Comprendre comment les espèces d'arbres toléreront les augmentations projetées de la sécheresse est nécessaire pour anticiper la dynamique future des forêts et prédire la productivité future des forêts. Les sécheresses liées au changement climatique ont déjà provoqué une mortalité généralisée des arbres dans de vastes zones de nombreuses régions forestières, avec des effets néfastes sur la structure et la fonction du paysage. Alors que les jeunes arbres et les arbres adultes affichent une forte synchronisation avec leur environnement et une tolérance relativement élevée au stress, les semis de conifères sont plus vulnérables au stress hydrique compte tenu de leurs faibles profondeurs d'enracinement et de leurs budgets de carbone étroits. Malgré cela, peu d'études ont été menées sur la manière dont la sécheresse affecte les populations naturelles de semis d'arbres sur le terrain, malgré les rôles critiques qu'elles jouent dans la dynamique forestière, les changements de gamme et la résilience globale des forêts au changement climatique en cours.

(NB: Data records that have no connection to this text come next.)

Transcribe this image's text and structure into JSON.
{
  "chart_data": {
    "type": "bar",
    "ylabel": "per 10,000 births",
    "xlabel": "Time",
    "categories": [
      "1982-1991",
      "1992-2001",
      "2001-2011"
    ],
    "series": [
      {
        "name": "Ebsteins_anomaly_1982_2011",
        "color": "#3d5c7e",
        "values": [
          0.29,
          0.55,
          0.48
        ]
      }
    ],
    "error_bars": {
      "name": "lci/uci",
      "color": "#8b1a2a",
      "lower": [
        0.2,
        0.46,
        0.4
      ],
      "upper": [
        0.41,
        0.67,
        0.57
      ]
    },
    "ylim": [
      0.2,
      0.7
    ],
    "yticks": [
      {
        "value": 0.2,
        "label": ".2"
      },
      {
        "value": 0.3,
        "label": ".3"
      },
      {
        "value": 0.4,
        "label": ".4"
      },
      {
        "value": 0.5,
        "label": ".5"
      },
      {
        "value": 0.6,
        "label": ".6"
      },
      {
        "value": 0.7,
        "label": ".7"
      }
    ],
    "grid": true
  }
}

Dans leur nouvelle étude publiée dans AoBP, Goke et Martin ont soumis des semis naturellement établis d'espèces de conifères subalpines codominantes (sapin subalpin, Abies lasiocarpe et épicéa d'Engelmann, Picea engelmannii) dans le sud des Rocheuses, États-Unis à 2 ans de sur place exclusion des précipitations estivales. Ce traitement d'exclusion – mis en place à l'aide d'abris anti-pluie en polycarbonate – simulait des conditions de sécheresse estivale similaires à une défaillance de la mousson nord-américaine. Les auteurs ont comparé les réponses morphologiques et physiologiques des semis poussant dans des conditions de sécheresse par rapport aux conditions ambiantes pour évaluer les changements relatifs des traits de tolérance à la sécheresse en fonction de la taille des semis.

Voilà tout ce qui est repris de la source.